Home Prices Gain 5.9% in January

Written by Sandy Williams


Home prices in January gained 5.9 percent annually, according to the latest S&P CoreLogic Case-Shiller National Home Price Index. The January data shows home prices were at a 31-month high and continuing on a positive trend despite tight inventory.

On a year-over-year basis, the 20-city composite was up 5.7 percent compared to 5.5 percent in December. Month-over-month, the 20-city and 10-city composites each increased 0.9 percent on a seasonally adjusted basis.

“Housing and home prices continue on a generally positive upward trend,” says David M. Blitzer, Managing Director and Chairman of the Index Committee at S&P Dow Jones Indices. “The recent action by the Federal Reserve raising the target for the Fed funds rate by a quarter percentage point is expected to add less than a quarter percentage point to mortgage rates in the near future. Given the market’s current strength and the economy, the small increase in interest rates isn’t expected to dampen home buying. If we see three or four additional increases this year, rising mortgage rates could become concern.

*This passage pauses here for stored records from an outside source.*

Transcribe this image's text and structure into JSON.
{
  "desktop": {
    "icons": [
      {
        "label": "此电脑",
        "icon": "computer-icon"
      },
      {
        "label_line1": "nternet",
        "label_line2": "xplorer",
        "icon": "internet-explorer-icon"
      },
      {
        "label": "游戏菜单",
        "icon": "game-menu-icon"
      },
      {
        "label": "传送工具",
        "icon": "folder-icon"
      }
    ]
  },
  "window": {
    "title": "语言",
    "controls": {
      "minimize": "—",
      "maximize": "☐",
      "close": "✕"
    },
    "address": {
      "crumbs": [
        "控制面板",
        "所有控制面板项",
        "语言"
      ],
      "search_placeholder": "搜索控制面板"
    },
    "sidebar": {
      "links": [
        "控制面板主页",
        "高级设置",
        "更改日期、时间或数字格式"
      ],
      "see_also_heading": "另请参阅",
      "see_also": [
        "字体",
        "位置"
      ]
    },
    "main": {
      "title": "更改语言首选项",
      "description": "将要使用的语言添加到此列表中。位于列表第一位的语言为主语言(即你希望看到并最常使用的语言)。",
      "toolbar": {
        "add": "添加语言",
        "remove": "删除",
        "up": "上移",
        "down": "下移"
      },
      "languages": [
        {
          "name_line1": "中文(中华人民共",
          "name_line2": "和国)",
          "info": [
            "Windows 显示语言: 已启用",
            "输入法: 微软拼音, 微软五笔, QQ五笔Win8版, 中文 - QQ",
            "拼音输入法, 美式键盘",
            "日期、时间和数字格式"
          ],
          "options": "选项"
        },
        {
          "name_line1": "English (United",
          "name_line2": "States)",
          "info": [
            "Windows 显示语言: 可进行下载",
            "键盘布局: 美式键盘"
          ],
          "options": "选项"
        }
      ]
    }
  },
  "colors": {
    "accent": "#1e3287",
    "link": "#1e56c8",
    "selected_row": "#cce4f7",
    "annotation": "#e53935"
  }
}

“While prices vary month-to-month and across the country, the national price trend has been positive since the first quarter of 2012. In February, the inventory of homes in the market represented 3.7 months of sales, lower than the long-term average of six months. Tight supplies and rising prices may be deterring some people from trading up to a larger house, further aggravating supplies because fewer people are selling their homes. The prices also hurt affordability as higher prices and mortgage rates shrink the number of households that can afford to buy at current price levels. At some point, this process will force prices to level off and decline – however we don’t appear to be there yet.”